After a long career as a radical, inventive architectural designer, the materials will provide scholars and researchers valuable insight on a theoretical architect known for detailed renderings that serve as striking statements of his philosophy.

The GRI has acquired 46 drawings for Lebbeus Woods's A-City and 4 Cities and Beyond projects (ca. 1982–1997) establish a distopian vision for an alternate world.

Though fragmentary, each drawing with its beguiling pen and ink as well as their color pencil visions, put on display the totality of Woods’s urbanistic fantasies, constituting a conceptual masterplan for the projects' development.

In addition, the Getty Research Institution has recently received a donation of 6 more drawings belonging to the series A-City, making the series complete.

A 30-page sketchbook that Woods kept during one of his many visits to Los Angeles illustrates both the architect's working process and, through handwritten notes, his various lines of thinking on the city and on the production of cinema-stage representations.

With these acquisitions, the Getty Research Institute is the largest repository for Lebbeus Woods’ theoretical thinking.

Both the collections of drawings and the sketchbook are complemented by two significant holdings already in the GRI’s special collections: Lebbeus Woods Drawings for the Berlin Free Zone Project (1990) and Lebbeus Woods Journals, 1988–1997.

Lebbeus Woods was born in Lansing, Michigan, in 1940. The son of an accomplished military engineer, Woods studied at the Purdue University School of Engineering (1958–60) and the University of Illinois School of Architecture (1960–64).
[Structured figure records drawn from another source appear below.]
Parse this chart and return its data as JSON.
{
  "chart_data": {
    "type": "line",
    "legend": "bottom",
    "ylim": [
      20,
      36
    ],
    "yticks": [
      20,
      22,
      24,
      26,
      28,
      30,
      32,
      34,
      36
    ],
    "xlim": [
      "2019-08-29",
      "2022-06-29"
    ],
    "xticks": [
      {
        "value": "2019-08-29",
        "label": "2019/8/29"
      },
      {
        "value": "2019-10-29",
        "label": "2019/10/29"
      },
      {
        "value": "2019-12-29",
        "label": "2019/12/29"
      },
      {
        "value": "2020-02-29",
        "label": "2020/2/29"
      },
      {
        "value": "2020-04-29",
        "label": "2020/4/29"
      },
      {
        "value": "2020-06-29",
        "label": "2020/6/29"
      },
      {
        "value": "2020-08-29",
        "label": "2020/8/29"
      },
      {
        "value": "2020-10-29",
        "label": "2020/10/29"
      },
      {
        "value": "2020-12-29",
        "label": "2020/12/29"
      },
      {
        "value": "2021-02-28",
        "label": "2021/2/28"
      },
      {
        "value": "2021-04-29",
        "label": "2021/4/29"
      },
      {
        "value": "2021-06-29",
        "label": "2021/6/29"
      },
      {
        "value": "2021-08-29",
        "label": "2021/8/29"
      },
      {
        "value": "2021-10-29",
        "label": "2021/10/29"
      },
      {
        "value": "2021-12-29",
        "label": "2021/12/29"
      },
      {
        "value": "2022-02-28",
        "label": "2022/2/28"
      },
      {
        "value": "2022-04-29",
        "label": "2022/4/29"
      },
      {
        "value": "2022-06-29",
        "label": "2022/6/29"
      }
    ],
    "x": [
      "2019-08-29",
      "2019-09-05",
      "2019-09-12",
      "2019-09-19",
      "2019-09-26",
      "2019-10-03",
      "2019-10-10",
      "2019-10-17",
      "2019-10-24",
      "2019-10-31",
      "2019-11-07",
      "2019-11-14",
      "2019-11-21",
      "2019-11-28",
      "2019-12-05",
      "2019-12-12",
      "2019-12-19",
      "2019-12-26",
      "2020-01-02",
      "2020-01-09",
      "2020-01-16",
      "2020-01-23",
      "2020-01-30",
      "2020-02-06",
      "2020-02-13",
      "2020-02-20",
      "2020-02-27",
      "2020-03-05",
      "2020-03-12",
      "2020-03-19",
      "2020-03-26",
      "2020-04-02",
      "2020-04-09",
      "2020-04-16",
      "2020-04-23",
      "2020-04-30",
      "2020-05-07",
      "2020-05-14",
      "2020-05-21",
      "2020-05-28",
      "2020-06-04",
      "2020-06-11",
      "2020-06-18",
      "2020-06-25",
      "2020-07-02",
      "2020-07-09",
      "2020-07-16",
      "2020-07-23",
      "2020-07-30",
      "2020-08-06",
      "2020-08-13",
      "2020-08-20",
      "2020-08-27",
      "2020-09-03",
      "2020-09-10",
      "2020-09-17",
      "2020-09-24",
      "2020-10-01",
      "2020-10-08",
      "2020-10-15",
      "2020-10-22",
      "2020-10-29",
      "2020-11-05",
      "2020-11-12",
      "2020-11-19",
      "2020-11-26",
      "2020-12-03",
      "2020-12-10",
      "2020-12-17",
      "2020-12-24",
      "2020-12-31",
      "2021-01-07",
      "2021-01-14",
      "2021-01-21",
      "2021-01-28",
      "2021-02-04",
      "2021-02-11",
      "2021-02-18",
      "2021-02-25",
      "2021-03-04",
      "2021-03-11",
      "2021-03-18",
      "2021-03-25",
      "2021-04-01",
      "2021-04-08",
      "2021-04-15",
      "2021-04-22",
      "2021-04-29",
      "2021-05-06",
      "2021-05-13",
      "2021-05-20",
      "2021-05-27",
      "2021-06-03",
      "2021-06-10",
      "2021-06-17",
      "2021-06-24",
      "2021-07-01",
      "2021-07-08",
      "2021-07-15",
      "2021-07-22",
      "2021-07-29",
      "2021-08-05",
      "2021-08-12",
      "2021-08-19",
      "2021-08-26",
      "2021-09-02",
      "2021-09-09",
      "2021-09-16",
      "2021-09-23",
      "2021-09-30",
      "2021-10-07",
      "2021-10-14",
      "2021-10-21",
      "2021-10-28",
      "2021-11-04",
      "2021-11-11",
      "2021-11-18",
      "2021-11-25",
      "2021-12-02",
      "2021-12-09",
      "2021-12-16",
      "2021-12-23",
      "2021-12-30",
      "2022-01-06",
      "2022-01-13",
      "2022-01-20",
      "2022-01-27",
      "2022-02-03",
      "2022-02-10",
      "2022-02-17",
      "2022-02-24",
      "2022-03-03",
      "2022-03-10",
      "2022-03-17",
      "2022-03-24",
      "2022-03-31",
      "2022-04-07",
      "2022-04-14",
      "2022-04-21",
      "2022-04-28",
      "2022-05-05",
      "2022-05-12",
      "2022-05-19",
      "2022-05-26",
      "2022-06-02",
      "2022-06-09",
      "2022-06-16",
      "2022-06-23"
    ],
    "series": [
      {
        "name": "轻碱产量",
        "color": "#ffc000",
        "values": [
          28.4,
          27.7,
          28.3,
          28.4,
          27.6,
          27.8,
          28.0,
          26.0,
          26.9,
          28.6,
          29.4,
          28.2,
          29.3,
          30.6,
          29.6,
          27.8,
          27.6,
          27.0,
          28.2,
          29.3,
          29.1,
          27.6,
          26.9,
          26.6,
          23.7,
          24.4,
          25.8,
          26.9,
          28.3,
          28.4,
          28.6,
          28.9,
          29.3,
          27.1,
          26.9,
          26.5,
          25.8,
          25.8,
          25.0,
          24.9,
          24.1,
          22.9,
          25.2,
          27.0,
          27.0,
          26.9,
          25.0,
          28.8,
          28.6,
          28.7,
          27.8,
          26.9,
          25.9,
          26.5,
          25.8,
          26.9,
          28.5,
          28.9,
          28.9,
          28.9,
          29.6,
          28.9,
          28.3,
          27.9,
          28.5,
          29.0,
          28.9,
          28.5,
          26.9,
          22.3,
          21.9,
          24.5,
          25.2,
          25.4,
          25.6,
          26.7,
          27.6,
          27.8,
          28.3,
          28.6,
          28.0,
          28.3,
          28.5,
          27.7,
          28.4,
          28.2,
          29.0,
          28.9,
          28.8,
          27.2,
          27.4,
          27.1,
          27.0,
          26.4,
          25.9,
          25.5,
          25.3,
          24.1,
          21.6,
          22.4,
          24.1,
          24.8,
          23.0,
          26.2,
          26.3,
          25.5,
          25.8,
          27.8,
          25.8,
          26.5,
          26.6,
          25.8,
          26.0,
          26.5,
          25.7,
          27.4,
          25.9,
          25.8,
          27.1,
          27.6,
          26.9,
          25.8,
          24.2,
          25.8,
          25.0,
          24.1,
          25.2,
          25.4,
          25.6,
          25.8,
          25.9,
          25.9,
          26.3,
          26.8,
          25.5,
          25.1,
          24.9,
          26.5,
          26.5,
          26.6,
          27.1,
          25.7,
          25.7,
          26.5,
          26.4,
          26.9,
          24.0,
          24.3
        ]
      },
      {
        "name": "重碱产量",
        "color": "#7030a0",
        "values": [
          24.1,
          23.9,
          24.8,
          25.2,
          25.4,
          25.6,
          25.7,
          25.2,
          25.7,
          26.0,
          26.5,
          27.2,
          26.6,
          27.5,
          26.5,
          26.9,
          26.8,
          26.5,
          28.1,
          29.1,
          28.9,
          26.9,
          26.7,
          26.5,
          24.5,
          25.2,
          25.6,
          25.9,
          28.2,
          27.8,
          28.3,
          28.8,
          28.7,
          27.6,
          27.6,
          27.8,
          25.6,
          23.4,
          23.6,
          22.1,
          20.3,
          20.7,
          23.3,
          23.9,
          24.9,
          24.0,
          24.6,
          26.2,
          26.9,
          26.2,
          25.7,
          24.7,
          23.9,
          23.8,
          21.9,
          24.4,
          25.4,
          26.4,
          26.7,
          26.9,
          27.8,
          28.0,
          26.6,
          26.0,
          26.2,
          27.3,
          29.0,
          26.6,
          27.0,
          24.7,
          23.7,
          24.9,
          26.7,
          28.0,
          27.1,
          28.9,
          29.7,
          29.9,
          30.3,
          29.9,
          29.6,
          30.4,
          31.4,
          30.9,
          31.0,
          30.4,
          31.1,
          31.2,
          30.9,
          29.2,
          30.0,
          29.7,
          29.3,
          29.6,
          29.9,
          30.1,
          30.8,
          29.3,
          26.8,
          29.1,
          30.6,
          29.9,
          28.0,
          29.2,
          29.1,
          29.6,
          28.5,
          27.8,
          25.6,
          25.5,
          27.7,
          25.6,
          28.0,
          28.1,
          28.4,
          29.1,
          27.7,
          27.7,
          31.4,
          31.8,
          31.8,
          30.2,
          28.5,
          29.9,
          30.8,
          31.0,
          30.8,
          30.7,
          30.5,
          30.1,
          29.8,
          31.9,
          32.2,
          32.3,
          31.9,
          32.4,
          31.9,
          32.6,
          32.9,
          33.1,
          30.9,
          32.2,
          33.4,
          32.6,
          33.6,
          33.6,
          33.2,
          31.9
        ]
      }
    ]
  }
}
He worked with Kevin Roche at Eero Saarinen and Associates before turning decisively (1964–68), in the mid-1970s, to independent, conceptual work staged through drawings, models, and installations.

He co-founded the Research Institute for Experimental Architecture and is a Professor of Architecture at the Cooper Union, where taught until his death in 2012, as well as a lecturer at the European Graduate School. The author of many books and subject of many exhibitions worldwide, his writings and drawings have inspired architects, film directors, story-writers, and dreamers of all kinds.

Woodsʼ drawings are held in numerous public collections, including the Museum of Modern Art, New York; the Cooper-Hewitt National Design Museum; the Whitney Museum of American Art; the San Francisco Museum of Modern Art; the Carnegie Museum of Modern Art; the Getty Research Institute; and the Museum für angewandte Kunst (MAK), Vienna.

Woods's projects and writing can also be explored in the archives of his blog at lebbeuswoods.wordpress.com.